STA, 14 August 2020 - Speaking about a potential second nuclear reactor in Krško, Infrastructure Ministry State Secretary Blaž Košorok has told the STA that Slovenia is and will remain a nuclear country. Košorok, who is convinced Slovenia will need the reactor, called for a fact-based debate as opposed to politicking and appeals to emotions.
While the government recently placed a new nuclear reactor in Krško on the list of strategic projects for post-coronacrisis recovery, Košorok said this did not mean a final decision on the project had been made.
"We are talking about some kind of guidelines, but fact is that Slovenia is and will remain a nuclear country. We've been living with this for more than 40 years and will probably continue living with it," said Košorok.
The official, who described nuclear energy as a safe, reliable and long-term source of power, stressed that the 20-year extension of the life-span of what is currently Slovenia's sole nuclear reactor needs to be secured again first after a recent Administrative Court decision that entails a reinstalling of the original 40-year span ending in 2023.

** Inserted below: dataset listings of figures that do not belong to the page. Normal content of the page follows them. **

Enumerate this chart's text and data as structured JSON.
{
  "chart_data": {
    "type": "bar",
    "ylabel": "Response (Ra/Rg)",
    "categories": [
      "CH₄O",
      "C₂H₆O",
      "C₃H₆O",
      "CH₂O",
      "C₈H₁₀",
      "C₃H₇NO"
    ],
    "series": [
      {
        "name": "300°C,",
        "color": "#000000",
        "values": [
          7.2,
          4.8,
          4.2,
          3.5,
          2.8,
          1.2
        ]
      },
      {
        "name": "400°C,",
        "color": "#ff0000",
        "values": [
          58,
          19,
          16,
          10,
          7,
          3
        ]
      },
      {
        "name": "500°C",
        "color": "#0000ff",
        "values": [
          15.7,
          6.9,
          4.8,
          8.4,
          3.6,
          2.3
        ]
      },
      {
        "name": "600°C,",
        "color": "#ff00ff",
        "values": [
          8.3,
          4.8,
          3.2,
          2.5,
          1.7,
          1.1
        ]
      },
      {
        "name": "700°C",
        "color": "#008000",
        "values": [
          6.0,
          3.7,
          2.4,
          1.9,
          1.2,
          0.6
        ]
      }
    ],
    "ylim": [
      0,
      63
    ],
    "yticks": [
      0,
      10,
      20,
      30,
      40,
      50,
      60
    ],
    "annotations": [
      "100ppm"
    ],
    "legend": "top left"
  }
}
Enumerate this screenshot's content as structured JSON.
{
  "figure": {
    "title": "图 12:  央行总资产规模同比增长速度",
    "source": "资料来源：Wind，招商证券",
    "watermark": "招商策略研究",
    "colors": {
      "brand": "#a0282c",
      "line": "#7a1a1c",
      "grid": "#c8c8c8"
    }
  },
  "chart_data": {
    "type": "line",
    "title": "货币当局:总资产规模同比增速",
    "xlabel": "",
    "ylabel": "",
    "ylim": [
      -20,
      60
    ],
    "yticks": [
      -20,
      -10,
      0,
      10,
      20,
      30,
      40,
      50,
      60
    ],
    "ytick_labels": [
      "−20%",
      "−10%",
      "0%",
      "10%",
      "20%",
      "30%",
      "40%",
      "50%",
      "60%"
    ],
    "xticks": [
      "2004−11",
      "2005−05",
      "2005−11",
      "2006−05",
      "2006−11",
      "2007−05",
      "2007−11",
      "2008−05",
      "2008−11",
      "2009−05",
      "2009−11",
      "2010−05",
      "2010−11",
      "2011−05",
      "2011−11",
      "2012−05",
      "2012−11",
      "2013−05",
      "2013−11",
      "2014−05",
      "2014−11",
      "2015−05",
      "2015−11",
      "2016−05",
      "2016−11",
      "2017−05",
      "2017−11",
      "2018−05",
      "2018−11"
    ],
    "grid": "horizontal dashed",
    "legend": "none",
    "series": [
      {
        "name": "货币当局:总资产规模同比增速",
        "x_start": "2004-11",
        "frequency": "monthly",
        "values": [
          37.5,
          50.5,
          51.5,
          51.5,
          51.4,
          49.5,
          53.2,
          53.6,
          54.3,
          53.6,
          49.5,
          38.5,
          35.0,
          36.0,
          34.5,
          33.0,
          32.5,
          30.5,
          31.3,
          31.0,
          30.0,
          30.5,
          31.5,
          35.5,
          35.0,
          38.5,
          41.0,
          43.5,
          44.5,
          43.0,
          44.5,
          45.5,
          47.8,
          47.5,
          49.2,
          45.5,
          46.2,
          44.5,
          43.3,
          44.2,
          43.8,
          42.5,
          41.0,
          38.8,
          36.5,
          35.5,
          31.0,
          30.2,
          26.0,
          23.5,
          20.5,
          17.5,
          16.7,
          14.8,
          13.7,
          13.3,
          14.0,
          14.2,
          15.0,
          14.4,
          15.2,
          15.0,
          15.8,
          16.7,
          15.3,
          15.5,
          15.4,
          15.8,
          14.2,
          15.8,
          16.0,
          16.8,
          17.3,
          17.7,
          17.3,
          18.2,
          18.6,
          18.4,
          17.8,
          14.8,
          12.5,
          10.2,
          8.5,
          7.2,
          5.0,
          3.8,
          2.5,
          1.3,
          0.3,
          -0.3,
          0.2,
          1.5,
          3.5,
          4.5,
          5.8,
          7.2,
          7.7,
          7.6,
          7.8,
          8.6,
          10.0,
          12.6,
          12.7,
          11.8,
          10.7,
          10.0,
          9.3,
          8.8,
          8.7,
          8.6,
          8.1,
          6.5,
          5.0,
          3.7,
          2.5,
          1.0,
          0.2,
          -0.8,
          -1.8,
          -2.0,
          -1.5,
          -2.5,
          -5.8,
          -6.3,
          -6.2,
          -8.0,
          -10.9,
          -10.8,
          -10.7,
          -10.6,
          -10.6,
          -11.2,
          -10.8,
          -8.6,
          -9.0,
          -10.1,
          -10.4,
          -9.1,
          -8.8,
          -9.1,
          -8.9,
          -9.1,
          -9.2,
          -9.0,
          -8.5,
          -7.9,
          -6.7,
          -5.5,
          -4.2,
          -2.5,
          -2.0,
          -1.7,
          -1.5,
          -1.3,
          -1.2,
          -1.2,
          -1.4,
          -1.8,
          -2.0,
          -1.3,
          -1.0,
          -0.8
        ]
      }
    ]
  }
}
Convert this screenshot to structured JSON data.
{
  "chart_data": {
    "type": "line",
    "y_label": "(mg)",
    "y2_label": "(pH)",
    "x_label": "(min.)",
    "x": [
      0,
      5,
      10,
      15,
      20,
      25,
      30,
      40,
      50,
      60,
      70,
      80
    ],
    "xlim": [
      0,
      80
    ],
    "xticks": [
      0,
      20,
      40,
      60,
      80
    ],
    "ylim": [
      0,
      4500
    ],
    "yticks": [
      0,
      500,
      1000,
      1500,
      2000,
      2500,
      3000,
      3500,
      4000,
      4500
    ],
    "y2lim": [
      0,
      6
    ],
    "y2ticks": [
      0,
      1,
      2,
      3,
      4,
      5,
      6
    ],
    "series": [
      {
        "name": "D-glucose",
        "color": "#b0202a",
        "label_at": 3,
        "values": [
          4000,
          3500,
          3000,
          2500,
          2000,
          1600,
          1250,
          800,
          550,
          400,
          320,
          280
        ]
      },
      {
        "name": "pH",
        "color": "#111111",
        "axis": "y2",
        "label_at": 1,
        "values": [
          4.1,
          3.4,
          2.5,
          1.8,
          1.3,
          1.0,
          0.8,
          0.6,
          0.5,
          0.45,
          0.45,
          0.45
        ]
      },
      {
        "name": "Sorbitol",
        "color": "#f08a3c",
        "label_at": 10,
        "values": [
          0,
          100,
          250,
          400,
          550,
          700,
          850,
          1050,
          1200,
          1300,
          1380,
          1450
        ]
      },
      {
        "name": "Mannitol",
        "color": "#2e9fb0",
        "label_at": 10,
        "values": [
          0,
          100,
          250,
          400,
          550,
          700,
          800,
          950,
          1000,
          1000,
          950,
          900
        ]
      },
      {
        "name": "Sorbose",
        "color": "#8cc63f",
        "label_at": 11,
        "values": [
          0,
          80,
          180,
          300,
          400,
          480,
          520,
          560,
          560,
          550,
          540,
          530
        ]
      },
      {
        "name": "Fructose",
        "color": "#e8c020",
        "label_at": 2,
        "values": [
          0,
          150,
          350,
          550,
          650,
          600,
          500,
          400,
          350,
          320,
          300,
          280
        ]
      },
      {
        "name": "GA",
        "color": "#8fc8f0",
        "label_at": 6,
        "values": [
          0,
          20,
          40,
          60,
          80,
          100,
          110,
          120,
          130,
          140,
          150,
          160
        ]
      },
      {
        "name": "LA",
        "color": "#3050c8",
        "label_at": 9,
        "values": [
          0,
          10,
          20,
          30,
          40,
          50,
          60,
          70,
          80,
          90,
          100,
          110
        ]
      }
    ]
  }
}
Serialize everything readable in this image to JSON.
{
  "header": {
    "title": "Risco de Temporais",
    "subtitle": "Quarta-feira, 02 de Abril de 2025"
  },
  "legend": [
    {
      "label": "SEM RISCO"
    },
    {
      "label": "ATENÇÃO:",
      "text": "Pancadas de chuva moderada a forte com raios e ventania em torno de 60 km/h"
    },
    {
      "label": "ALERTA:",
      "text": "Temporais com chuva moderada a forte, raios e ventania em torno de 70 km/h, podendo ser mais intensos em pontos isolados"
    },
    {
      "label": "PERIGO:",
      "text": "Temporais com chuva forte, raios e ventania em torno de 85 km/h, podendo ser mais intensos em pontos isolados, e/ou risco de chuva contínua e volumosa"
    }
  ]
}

Košorok is confident that the Environment Agency, which needs to okay the extension through an environmental impact assessment, has enough awareness about the importance of nuclear energy for Slovenia.
He stressed that securing the needed facilities for the storage of nuclear waste was a pre-condition for any decision. The investor, state-owned power utility Gen Energija, which manages Slovenia's half of the Krško nuclear power station, will have to be convicting with a serious investment plan and zoning procedures need to start.
Košorok added the investor will have to convince the asset manager, meaning the Slovenia Sovereign Holding, and key stakeholders, with the plan being that a decision on a second reactor be adopted until 2027 approximately.
Broad social consensus will be needed for a new reactor, especially in light of social and economic development, he added. He said some opposition is expected and normal while urging against politicking and for expertise-based debates.
He spoke of a fairly safe situation, pointing to the recent strong earthquake in nearby Zagreb that had no noteworthy effect on the Krško nuclear power plant whatsoever.
Košorok said it was too soon to speak about any technical details. There are a few interested parties, among them Westinghouse, which also built the existing reactor. Concrete decisions will be taken by experts, he added.
Interest in participation in the project was recently also expressed by Croatia, which co-owns the Krško nuclear power plant and has been cooperating with Slovenia in its management.
"There are ups and downs with any contract, a marriage is also a contract-based relationship that has good and bad moments. And I feel the good moments prevailed here," the official commented, welcoming Croatia's initiative while adding this was just one possible scenario.
The project has also drawn attention in other neighbouring countries, including Austria as a country traditionally opposed to nuclear energy. Talks were conducted as the life-span of the current reactor was being extended and Košorok said there had been "no dramatic opposition".
Meanwhile, the official also reflected on other potential energy projects in the country, highlighting the untapped potential in the Central Sava Valley, which he said could accommodate 10 hydro power plants. He said zoning and spatial planing should start immediately.
He moreover lamented the slow progress it the use of wind energy, saying Slovenia was unfortunately at the very tail end in this respect in the EU.
Košorok has a long track record in the energy industry. He headed the state-owned power utility HSE between 2012 and 2016, having before that spent seven years at the helm of the Ljubljana co-generation plant TE-TOL.